Biotecnologia - Perspectiva Lucas

A biotecnologia é um campo em rápida evolução, com potencial para revolucionar diversas áreas, desde a medicina até a agricultura. No entanto, é crucial que haja uma regulação estatal eficaz para garantir que os benefícios dessa tecnologia sejam distribuídos de forma justa e equitativa. A desigualdade é um problema persistente no Brasil e no mundo, como mostram os dados do IPEA e da ONU. De acordo com o IPEA, em 2020, o 1% mais rico da população brasileira detinha 43,8% da renda total do país, enquanto o 10% mais pobre detinha apenas 0,7%. A falta de regulação pode exacerbar essa desigualdade, beneficiando apenas aqueles que têm acesso a essas tecnologias.

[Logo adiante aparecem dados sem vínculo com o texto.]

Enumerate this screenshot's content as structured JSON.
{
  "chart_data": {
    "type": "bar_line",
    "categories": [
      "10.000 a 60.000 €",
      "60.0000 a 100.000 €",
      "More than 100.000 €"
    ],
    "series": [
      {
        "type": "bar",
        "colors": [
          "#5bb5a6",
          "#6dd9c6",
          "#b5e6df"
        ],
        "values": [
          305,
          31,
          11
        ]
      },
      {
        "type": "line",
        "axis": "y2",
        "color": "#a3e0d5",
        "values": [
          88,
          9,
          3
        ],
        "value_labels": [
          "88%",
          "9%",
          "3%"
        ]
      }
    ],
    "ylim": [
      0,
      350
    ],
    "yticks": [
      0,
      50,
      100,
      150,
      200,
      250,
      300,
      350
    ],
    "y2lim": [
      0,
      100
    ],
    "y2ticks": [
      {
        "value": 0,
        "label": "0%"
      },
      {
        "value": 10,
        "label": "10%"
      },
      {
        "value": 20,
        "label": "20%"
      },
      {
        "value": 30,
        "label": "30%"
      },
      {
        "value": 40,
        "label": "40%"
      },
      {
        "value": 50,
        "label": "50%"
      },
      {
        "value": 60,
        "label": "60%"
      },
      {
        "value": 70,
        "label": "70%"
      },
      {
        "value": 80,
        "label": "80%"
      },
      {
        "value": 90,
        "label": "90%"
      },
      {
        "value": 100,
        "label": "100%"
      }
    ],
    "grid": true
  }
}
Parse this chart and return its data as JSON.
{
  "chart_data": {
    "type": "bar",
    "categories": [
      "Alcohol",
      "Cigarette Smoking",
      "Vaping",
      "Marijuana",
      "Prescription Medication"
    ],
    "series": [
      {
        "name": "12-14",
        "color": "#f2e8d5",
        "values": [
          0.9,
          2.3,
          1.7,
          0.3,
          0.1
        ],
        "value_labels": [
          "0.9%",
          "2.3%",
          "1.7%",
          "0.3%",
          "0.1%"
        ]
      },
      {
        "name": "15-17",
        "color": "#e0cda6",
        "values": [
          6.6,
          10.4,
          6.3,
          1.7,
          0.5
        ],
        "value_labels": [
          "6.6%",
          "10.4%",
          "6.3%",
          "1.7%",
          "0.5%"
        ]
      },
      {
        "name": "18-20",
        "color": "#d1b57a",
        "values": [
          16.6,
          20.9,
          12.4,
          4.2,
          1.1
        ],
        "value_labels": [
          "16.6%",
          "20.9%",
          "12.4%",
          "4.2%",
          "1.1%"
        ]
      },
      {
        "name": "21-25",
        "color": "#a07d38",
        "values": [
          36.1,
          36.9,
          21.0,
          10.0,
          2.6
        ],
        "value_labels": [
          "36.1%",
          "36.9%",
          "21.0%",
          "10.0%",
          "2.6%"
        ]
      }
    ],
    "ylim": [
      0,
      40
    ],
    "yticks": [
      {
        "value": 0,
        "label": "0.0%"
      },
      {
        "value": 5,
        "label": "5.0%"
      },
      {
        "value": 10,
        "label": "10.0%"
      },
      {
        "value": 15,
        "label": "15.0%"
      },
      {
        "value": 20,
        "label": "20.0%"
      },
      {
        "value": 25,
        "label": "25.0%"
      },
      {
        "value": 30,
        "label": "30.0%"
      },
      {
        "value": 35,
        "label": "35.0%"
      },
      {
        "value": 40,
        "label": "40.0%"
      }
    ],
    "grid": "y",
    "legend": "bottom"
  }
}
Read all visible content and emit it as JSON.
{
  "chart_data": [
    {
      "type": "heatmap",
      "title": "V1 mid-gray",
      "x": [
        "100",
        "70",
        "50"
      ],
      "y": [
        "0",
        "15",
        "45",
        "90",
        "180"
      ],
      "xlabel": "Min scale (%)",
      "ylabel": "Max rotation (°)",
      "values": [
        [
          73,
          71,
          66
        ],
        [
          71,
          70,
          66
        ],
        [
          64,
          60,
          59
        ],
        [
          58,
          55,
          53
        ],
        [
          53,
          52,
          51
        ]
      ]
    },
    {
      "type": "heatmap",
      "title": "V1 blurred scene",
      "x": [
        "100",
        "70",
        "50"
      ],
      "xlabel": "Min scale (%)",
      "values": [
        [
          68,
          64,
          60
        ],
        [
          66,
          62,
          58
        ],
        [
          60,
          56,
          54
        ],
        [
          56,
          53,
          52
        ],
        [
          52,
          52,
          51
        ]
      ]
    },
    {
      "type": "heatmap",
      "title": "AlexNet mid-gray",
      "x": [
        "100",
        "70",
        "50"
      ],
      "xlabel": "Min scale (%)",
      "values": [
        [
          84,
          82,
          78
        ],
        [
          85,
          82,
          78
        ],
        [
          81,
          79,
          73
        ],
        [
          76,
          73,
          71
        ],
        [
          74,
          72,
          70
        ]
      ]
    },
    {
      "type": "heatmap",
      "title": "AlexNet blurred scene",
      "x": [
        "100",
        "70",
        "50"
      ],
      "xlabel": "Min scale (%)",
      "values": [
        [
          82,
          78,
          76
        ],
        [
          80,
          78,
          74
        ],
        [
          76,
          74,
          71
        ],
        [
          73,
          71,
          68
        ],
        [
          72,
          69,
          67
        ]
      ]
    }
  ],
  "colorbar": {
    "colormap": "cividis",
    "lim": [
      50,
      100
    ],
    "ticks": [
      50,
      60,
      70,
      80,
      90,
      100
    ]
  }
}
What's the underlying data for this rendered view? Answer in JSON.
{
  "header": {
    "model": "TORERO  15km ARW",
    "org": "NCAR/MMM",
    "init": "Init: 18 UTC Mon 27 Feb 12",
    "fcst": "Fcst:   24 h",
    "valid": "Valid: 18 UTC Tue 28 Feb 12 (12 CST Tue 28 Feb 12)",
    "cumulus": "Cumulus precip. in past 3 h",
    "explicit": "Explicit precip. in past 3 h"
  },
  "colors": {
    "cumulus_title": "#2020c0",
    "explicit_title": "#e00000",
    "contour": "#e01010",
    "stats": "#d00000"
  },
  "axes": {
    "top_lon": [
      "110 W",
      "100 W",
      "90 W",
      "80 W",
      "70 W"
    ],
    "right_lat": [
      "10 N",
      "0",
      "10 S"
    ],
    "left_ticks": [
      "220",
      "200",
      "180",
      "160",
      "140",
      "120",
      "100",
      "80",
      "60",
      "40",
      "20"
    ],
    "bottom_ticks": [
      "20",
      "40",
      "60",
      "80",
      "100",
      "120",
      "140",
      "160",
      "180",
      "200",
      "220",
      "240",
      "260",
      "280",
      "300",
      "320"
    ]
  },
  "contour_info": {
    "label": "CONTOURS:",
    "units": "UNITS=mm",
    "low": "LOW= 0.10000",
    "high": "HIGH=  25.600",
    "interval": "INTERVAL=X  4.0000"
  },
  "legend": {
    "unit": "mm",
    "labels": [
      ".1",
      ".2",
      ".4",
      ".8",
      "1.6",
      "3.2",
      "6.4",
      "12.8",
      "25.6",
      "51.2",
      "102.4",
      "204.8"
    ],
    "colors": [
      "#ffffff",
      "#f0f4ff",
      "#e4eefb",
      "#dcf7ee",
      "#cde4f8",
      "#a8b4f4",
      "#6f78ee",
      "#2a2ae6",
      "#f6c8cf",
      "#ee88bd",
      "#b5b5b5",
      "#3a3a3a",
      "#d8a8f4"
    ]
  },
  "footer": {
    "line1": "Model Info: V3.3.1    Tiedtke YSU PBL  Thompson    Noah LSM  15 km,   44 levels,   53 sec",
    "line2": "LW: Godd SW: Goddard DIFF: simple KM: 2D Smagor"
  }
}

A autoregulação do mercado não é uma solução eficaz para garantir que a biotecnologia seja desenvolvida e utilizada de forma responsável. A história mostra que, sem regulação, as empresas tendem a priorizar o lucro sobre o bem-estar social e ambiental. Por exemplo, a crise financeira de 2008 foi, em parte, resultado da falta de regulação do setor financeiro. No caso da biotecnologia, a autoregulação pode levar a abusos, como a patenteação de genes e organismos vivos, o que pode limitar o acesso a tratamentos e alimentos saudáveis para a população mais pobre.

O Estado tem um papel fundamental em resolver problemas relacionados à biotecnologia. Um exemplo é o caso da vacina contra a COVID-19. A intervenção estatal foi crucial para garantir que as vacinas fossem desenvolvidas e distribuídas de forma rápida e equitativa. No Brasil, o Ministério da Saúde e a Fiocruz trabalharam juntos para desenvolver e produzir a vacina de Oxford/AstraZeneca, que foi disponibilizada gratuitamente para a população. Isso mostra que, com regulação e investimento estatal, é possível garantir que os benefícios da biotecnologia sejam compartilhados por todos.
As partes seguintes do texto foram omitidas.